This is the mail archive of the
gcc@gcc.gnu.org
mailing list for the GCC project.
Re: Massive performance regression from switching to gcc 4.5
- From: Jan Hubicka <hubicka at ucw dot cz>
- To: Jan Hubicka <hubicka at ucw dot cz>
- Cc: Taras Glek <tglek at mozilla dot com>, basile at starynkevitch dot net, Andrew Pinski <pinskia at gmail dot com>, "gcc at gcc dot gnu dot org" <gcc at gcc dot gnu dot org>
- Date: Tue, 6 Jul 2010 18:46:07 +0200
- Subject: Re: Massive performance regression from switching to gcc 4.5
- References: <4C23A90C.1000401@mozilla.com> <AE37111E-D5B1-4BF2-8938-937D2A1940D9@gmail.com> <4C2BB5EF.8040800@mozilla.com> <1277933200.4504.49.camel@glinka> <4C2BB768.2010307@mozilla.com> <20100630220600.GA22187@atrey.karlin.mff.cuni.cz>
> > On 06/30/2010 02:26 PM, Basile Starynkevitch wrote:
> >> On Wed, 2010-06-30 at 14:23 -0700, Taras Glek wrote:
> >>
> >>> I tried 4.5 -O2 and it's actually faster than 4.3 -Os.
> >>>
> >>> I am happy that -O2 performance is actually pretty good, but -Os
> >>> regression is going to hurt on mobile.
> >>>
> >> Did you try gcc-4.5 -flto -Os or gcc-4.5 -flto -O2?
> >>
> >> It would be interesting to hear that GCC is able to LTO a program as big
> >> as Mozilla!
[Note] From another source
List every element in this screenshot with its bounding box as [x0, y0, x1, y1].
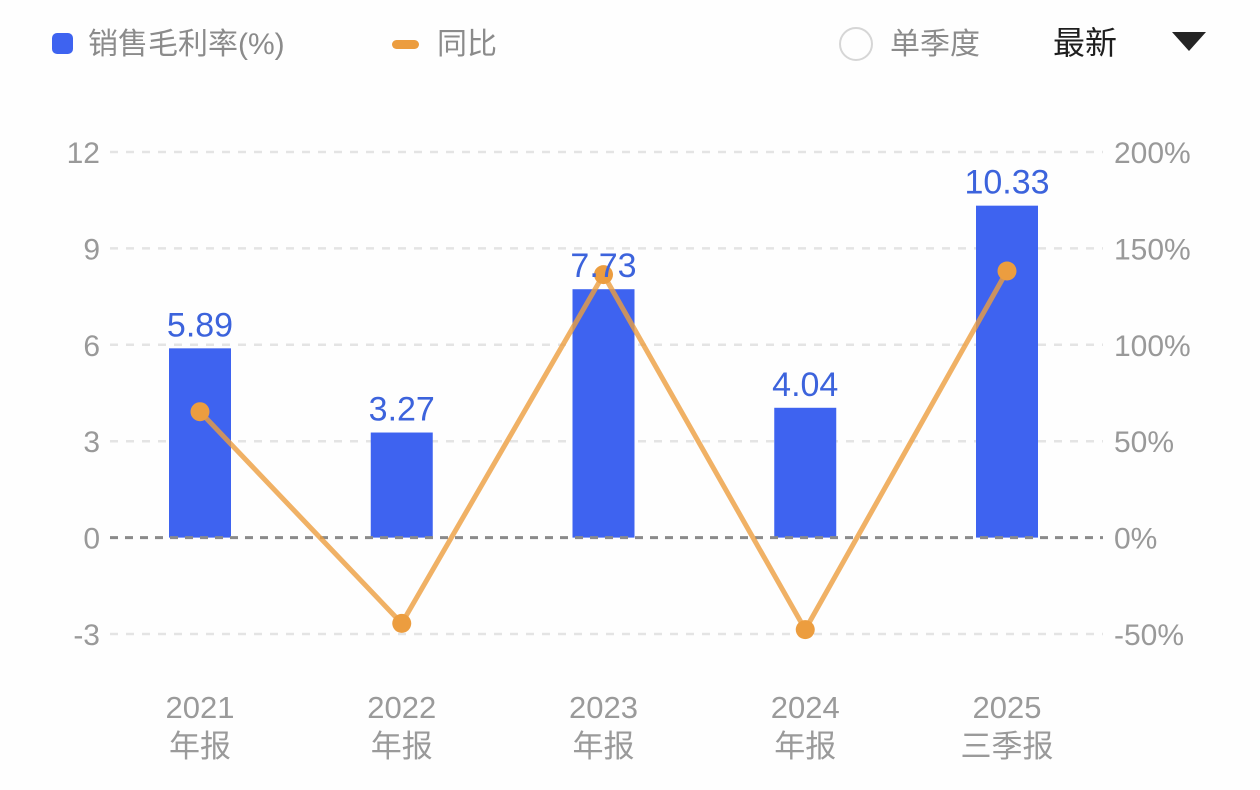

And figures (notably RAM, CPU time, wallclock time for
> >> build) would be interesting.
> >>
> >
> > Both whopr and flto cause gcc to segfault while building Mozilla.
>
> 4.5 WHOPR is completely broken. LTO is in better shape but I am not sure if we
> can resonably expect it to build mozilla. However I would be very happy to help
> getting WHOPR working for 4.6.
Hi,
I now got the 4.6 WHOPR build up to libxul.so that seems to be one of bigger
files.
WHOPR linking consists of serial stage (WPA) merging whole program and doing
interprocedural optimization followed by parallel build. The serial stage
needs 3.7GB of RAM, 10 minutes, most of it is spent by writting out the files
for parallel builds that are around 5GB overall. The size of files can be
significantly cut down by sane partitioning algorithm, since we produce over
1000 partitions where 40 would do the job. (this is with enable-checking
compiler)
Later build still die for me, but it seems that libxul is not too large for
WHOPR. (I hope all parameters to reduce significantly before 4.6 is out)
What are the other big components I should be affraid of?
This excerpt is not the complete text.